The following treatment is said to be very effective: smear a little vaseline upon a piece of lint, pour a little chloroform on it, apply quickly to the boil and bind in place. Change the dressing every hour or so.

Source: The Complete Household Adviser

For Colds on the Chest

January 8th, 2019

Rub with embrocation, or camphorated oil, on the throat and chest, afterwards covering them with flannel or Thermogen. Give a cough mixture to relieve the cough. A linseed poultice will become necessary for a case of bronchitis, croup, pneumonia or pleurisy.

Source: Household Management, E. Stoddard Eckford & M.S. Fitzgerald

For Burns – Good

January 28th, 2018

In one pint of linseed oil mix as much lime water as it will cut.

Source: 76: A Cook Book

Linseed Poultice

August 29th, 2017

Four ounces linseed meal and ten ounces of boiling water. Mix gradually. Dip spoon in boiling water when you spread this mixture on the poultice cloth. Bind on inflamed parts.

Source: Civic League Cook Book

How to make a Soothing Drink for Coughs

May 5th, 2017

Take of marsh-mallow roots and of liquorice roots each one ounce; of linseed, half an ounce; shave the roots very thinly; put them and the linseed into a clean earthen pot with one quart of hot water, cover with the lid, and set the whole on the hob of the fire to simmer for half an hour or more; then strain the drink into a clean jug, sweeten with honey, and when it has become quite cold, let it be given in small quantities several times in the course of the day. This mucilaginous beverage is most beneficial in relieving persons who are suffering from cold on the chest, and also those who are afflicted with gravel, etc.

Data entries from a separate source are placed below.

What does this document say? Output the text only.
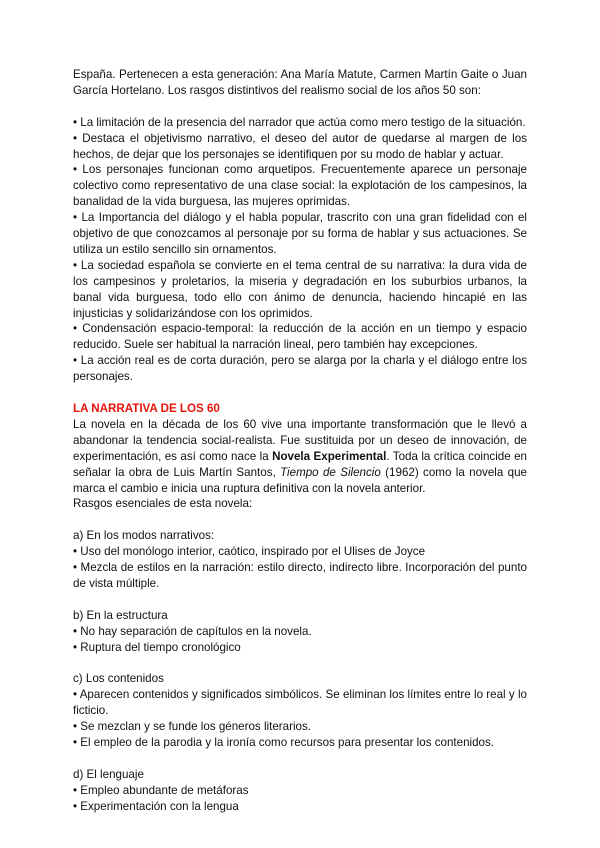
España. Pertenecen a esta generación: Ana María Matute, Carmen Martín Gaite o Juan García Hortelano. Los rasgos distintivos del realismo social de los años 50 son:

• La limitación de la presencia del narrador que actúa como mero testigo de la situación.

• Destaca el objetivismo narrativo, el deseo del autor de quedarse al margen de los hechos, de dejar que los personajes se identifiquen por su modo de hablar y actuar.

• Los personajes funcionan como arquetipos. Frecuentemente aparece un personaje colectivo como representativo de una clase social: la explotación de los campesinos, la banalidad de la vida burguesa, las mujeres oprimidas.

• La Importancia del diálogo y el habla popular, trascrito con una gran fidelidad con el objetivo de que conozcamos al personaje por su forma de hablar y sus actuaciones. Se utiliza un estilo sencillo sin ornamentos.

• La sociedad española se convierte en el tema central de su narrativa: la dura vida de los campesinos y proletarios, la miseria y degradación en los suburbios urbanos, la banal vida burguesa, todo ello con ánimo de denuncia, haciendo hincapié en las injusticias y solidarizándose con los oprimidos.

• Condensación espacio-temporal: la reducción de la acción en un tiempo y espacio reducido. Suele ser habitual la narración lineal, pero también hay excepciones.

• La acción real es de corta duración, pero se alarga por la charla y el diálogo entre los personajes.

LA NARRATIVA DE LOS 60

La novela en la década de los 60 vive una importante transformación que le llevó a abandonar la tendencia social-realista. Fue sustituida por un deseo de innovación, de experimentación, es así como nace la Novela Experimental. Toda la crítica coincide en señalar la obra de Luis Martín Santos, Tiempo de Silencio (1962) como la novela que marca el cambio e inicia una ruptura definitiva con la novela anterior.

Rasgos esenciales de esta novela:

a) En los modos narrativos:

• Uso del monólogo interior, caótico, inspirado por el Ulises de Joyce

• Mezcla de estilos en la narración: estilo directo, indirecto libre. Incorporación del punto de vista múltiple.

b) En la estructura

• No hay separación de capítulos en la novela.

• Ruptura del tiempo cronológico

c) Los contenidos

• Aparecen contenidos y significados simbólicos. Se eliminan los límites entre lo real y lo ficticio.

• Se mezclan y se funde los géneros literarios.

• El empleo de la parodia y la ironía como recursos para presentar los contenidos.

d) El lenguaje

• Empleo abundante de metáforas

• Experimentación con la lengua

Source: A Plain Cookery Book for the Working Classes, C.E. Francatelli

How to make a Cordial for Colds

March 10th, 2017

First, prepare a quart of the juice of black currants, by bruising and boiling them for twenty minutes, and then straining off the juice with great pressure through a sieve into a basin. Next, boil four ounces of linseed in a quart of water until reduced to one-third of its original quantity, taking care that it does not boil fast, and, when done, strain the liquid into a very clean saucepan; add the currant juice, two pounds of moist sugar, and half an ounce of citric acid, or one pint of lemon juice; boil all together until reduced to a thick syrup—that is, when it begins to run rather thick from the spoon without resembling treacle; as soon as the syrup has reached this stage, remove it from the fire, and pour it into a jug to become quite cold. This syrup will keep good for any length of time, if bottled and corked down tight, and kept in a cool place. A tea-spoonful taken occasionally will soon relieve the most troublesome cough.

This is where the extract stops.